Um desses cases tem nome e resultado. Responsável pelo marketing da Nvidia na América Latina, com interlocução direta com a matriz, a Ásia e a Europa, ele propôs produzir conteúdo em podcast para um segmento de TI e B2B. Precisou convencer: "Eu fui trazendo dados e convencendo eles que era relevante", conta. O projeto virou case internacional da empresa.

Uma terceira marca aparece quando o assunto é diversidade — e ele prefere tratar como risco de negócio, não como discurso. Cita o caso de um fornecedor que, ao receber de um cliente do varejo de moda o pedido de uma campanha "diversa" para o Sul do país, entregou um vídeo só com modelos loiros. Questionado, respondeu que "no Sul não tem preto". Para Adalberto, o erro não foi só de sensibilidade. A conta é direta: "tem muito dinheiro na mesa que as empresas não conseguem capturar por não saber lidar com as diversidades, com as cores diferentes, com as culturas." E ele localiza a falha na cadeira de quem decide, não na peça entregue: "poucos gestores têm esse olhar e essa sensibilidade."

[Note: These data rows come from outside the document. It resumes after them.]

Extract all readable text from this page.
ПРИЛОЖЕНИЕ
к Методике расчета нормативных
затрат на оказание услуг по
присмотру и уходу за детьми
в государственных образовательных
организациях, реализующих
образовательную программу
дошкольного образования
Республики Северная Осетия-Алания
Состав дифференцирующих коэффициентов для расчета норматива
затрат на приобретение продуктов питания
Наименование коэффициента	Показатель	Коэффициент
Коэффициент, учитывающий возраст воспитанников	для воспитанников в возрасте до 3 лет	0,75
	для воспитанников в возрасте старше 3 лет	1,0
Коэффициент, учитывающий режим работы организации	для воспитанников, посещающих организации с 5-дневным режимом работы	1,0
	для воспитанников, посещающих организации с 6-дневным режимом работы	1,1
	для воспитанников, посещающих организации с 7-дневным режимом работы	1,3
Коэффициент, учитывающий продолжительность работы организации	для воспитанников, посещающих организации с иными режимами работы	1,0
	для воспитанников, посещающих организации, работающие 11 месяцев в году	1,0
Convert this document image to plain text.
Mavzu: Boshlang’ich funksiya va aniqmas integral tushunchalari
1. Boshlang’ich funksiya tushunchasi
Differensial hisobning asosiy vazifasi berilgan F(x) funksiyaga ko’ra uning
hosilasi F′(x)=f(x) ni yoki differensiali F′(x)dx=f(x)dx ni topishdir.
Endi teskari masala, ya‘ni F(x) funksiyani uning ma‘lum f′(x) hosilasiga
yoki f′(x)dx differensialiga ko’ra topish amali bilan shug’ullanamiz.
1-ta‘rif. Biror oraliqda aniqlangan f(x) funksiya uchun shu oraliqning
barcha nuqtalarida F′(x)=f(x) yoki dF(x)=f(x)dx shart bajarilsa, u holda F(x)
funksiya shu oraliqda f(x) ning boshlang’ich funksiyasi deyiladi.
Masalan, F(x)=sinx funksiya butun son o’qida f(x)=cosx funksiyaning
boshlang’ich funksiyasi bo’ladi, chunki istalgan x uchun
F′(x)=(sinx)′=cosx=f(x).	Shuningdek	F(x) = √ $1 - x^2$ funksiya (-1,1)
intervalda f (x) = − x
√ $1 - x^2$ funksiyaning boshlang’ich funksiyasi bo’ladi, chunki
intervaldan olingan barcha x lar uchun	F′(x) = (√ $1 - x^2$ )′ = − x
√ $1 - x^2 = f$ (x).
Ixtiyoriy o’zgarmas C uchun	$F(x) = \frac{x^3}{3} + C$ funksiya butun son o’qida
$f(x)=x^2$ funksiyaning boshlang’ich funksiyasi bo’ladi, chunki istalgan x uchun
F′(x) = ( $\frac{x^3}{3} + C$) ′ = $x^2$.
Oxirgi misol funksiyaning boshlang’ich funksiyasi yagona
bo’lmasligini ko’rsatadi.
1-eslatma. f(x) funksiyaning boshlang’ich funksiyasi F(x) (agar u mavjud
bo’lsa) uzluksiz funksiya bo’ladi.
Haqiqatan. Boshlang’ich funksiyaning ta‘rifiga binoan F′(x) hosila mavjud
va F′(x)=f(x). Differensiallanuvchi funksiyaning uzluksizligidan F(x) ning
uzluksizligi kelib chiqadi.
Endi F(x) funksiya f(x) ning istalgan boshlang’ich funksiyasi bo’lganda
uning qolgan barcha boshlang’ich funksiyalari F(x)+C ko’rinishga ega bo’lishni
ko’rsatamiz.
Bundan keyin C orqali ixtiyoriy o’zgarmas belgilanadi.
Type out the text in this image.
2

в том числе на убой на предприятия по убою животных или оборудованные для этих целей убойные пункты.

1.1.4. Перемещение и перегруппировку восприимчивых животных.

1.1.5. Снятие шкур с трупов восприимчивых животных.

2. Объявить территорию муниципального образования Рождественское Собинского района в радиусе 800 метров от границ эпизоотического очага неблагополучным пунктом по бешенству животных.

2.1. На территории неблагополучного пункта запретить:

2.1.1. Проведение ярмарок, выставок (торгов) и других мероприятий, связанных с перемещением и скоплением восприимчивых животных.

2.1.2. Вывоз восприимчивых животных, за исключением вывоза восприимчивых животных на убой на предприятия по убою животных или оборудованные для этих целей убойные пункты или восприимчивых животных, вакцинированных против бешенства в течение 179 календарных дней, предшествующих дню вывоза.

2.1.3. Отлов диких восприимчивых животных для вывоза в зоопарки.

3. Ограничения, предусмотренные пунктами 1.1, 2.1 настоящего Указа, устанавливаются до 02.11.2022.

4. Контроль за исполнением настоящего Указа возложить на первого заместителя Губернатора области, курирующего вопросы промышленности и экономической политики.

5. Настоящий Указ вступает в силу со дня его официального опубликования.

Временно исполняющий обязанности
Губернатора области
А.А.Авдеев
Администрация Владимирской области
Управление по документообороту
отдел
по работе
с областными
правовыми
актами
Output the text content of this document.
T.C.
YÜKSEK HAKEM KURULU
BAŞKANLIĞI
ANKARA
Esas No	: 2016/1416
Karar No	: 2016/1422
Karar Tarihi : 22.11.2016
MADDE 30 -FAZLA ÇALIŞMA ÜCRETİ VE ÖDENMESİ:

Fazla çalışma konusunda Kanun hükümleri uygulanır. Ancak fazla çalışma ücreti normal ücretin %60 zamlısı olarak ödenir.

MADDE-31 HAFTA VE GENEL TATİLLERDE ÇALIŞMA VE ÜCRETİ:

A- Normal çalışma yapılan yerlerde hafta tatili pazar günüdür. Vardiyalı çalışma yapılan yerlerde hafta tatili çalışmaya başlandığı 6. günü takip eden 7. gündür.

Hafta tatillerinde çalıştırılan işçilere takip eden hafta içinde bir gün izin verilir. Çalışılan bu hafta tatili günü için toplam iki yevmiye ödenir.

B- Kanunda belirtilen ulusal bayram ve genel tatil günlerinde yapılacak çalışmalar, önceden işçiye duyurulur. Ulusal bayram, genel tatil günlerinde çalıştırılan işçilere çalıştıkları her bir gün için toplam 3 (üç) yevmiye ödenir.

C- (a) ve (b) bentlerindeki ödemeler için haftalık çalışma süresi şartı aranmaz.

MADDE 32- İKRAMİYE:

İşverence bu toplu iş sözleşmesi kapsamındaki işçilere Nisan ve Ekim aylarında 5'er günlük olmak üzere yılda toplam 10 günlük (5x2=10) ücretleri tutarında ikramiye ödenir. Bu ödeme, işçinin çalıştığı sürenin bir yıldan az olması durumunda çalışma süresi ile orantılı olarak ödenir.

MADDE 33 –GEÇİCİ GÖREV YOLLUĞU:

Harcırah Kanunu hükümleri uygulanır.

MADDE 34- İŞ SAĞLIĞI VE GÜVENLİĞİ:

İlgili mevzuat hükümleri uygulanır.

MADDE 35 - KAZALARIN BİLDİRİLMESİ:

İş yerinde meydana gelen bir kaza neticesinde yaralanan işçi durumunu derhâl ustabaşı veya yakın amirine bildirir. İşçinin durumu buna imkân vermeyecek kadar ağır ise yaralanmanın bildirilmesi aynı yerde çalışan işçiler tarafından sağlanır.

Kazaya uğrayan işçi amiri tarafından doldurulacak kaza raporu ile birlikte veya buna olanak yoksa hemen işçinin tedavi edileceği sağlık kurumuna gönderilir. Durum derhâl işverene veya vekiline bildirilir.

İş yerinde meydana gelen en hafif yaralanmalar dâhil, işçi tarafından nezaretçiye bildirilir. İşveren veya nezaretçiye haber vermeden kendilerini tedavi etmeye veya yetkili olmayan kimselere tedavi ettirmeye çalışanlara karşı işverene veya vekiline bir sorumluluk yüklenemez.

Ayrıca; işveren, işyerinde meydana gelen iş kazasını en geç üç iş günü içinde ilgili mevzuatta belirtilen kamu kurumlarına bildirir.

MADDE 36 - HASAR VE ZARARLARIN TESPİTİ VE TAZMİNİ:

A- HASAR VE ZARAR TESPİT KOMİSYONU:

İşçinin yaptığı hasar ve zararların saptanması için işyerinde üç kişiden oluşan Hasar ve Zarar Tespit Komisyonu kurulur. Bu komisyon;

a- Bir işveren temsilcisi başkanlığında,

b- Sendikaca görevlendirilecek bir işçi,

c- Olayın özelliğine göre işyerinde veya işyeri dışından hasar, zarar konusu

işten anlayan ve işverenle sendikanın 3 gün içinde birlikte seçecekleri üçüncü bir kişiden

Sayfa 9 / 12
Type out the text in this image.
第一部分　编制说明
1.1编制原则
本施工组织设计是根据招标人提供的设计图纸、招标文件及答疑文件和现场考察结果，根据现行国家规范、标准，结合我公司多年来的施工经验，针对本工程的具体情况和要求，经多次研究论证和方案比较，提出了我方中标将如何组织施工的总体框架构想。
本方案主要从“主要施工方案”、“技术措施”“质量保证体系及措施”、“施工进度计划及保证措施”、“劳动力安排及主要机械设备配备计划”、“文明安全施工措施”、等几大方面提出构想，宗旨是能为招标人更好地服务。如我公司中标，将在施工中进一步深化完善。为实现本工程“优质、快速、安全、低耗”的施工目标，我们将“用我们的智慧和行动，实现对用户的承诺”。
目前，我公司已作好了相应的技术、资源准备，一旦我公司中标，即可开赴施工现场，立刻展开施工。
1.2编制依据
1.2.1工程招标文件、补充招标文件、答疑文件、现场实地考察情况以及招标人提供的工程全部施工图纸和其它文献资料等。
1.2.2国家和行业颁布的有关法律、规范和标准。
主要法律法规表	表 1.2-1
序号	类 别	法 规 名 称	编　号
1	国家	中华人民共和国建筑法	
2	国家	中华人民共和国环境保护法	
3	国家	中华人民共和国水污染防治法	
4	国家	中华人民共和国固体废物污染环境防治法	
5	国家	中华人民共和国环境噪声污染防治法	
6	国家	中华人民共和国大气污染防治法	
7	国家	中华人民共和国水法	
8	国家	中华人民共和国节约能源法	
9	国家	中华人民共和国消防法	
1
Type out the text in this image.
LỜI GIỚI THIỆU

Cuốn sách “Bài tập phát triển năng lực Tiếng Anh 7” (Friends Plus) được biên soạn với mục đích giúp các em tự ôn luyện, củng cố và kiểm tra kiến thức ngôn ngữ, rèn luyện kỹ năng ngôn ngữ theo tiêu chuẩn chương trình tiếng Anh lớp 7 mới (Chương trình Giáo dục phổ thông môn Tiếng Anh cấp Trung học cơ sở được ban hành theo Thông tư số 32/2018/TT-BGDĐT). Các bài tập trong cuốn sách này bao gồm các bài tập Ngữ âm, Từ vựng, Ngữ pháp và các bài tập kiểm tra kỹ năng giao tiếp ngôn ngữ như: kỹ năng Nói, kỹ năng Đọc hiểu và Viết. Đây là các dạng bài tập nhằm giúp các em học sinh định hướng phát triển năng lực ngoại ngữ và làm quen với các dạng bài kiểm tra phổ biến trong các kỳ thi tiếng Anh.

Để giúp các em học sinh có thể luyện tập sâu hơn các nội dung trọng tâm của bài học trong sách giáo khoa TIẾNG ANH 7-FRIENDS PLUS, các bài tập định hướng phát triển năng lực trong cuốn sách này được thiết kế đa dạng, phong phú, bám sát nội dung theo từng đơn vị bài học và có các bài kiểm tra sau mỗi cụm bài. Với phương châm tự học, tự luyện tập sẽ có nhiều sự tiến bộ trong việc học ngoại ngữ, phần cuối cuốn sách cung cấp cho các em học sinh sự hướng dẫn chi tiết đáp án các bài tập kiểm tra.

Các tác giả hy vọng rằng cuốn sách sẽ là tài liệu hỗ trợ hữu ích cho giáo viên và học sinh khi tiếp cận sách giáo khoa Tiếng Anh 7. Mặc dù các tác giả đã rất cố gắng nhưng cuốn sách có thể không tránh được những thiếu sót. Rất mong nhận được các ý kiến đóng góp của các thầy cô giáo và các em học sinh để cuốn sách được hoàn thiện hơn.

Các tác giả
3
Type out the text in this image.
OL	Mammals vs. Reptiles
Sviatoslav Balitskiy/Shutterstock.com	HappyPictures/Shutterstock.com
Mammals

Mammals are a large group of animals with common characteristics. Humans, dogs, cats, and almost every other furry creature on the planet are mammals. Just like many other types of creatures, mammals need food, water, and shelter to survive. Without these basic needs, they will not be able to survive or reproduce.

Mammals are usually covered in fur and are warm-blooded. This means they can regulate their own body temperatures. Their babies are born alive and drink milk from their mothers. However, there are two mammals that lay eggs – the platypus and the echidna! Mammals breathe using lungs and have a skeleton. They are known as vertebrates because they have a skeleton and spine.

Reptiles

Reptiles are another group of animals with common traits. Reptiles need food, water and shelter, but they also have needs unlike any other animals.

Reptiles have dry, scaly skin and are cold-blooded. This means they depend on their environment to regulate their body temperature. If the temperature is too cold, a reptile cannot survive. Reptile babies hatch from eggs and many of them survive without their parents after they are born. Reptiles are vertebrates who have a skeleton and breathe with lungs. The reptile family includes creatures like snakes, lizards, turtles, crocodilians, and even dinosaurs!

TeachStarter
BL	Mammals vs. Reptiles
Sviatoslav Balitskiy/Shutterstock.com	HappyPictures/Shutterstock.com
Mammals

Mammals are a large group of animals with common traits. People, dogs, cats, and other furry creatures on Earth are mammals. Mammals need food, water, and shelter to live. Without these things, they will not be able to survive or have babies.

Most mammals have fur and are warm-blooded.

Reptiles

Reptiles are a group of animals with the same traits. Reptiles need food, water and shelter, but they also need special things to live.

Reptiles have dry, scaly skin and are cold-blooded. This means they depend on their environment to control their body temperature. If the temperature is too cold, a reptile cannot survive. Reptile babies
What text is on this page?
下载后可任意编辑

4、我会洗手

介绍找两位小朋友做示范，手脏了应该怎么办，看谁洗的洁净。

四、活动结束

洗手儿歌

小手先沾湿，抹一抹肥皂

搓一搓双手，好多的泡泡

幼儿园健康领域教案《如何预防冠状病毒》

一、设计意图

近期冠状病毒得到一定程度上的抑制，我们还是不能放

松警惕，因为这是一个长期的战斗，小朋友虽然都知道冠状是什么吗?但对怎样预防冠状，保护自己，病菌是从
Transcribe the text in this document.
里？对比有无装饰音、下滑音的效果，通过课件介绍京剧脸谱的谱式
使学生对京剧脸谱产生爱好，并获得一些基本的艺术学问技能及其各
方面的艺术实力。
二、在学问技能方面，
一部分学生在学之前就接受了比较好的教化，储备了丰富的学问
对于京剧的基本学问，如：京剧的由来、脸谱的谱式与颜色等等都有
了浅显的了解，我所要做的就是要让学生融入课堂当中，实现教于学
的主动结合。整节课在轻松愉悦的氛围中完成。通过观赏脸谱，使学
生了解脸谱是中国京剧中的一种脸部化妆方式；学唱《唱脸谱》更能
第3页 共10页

Fora do roteiro de bio corporativa, apareceu no TC uma ressalva que não cabe em painel de tendência. Quando o assunto vira inteligência artificial e aparece o consolo pronto de que a tecnologia tira emprego de um lado mas cria do outro, ele não acompanha: "eu particularmente não sigo muito a linha de que vai tirar emprego aqui, mas vai criar. Não sei até que ponto isso é verdade." Também não é catastrofismo. Na mesma resposta ele diz que a complexidade do tema deixa "muita oportunidade" — o que recusa é o discurso fácil, nos dois sentidos.

A conversa também trouxe o lado que normalmente fica de fora de um perfil profissional: ele contou ter passado por um esgotamento de tanto estudar — "já tive problema de HD cheio" — e que começou recentemente a estudar violão e piano por decisão consciente de cuidar da própria saúde mental, não por hobby decorativo. A meta declarada não é ampliar mais uma competência de currículo: é não ser reconhecido só como "o Adalberto da Avanade", mas como profissional, amigo e parceiro — uma linha que raramente aparece fora de uma conversa longa.

Quando alguém pediu a Adalberto um conselho de 200 caracteres para o próprio passado, a resposta não falou de ferramenta, currículo ou cargo: falou de autoconhecimento e ambição declarada — "busque conhecer o máximo a você mesmo, tenha clareza das suas ambições, não tenha medo das suas missões". É a mesma régua que aplica hoje, avaliando se assume um cargo executivo de amplitude maior dentro de uma estrutura corporativa ou se abre negócio próprio para não depender de nenhuma empresa reconhecer, sozinha, tudo que ele tem para entregar. Qual dos dois caminhos ele vai pavimentar primeiro é pergunta que a conversa não fechou.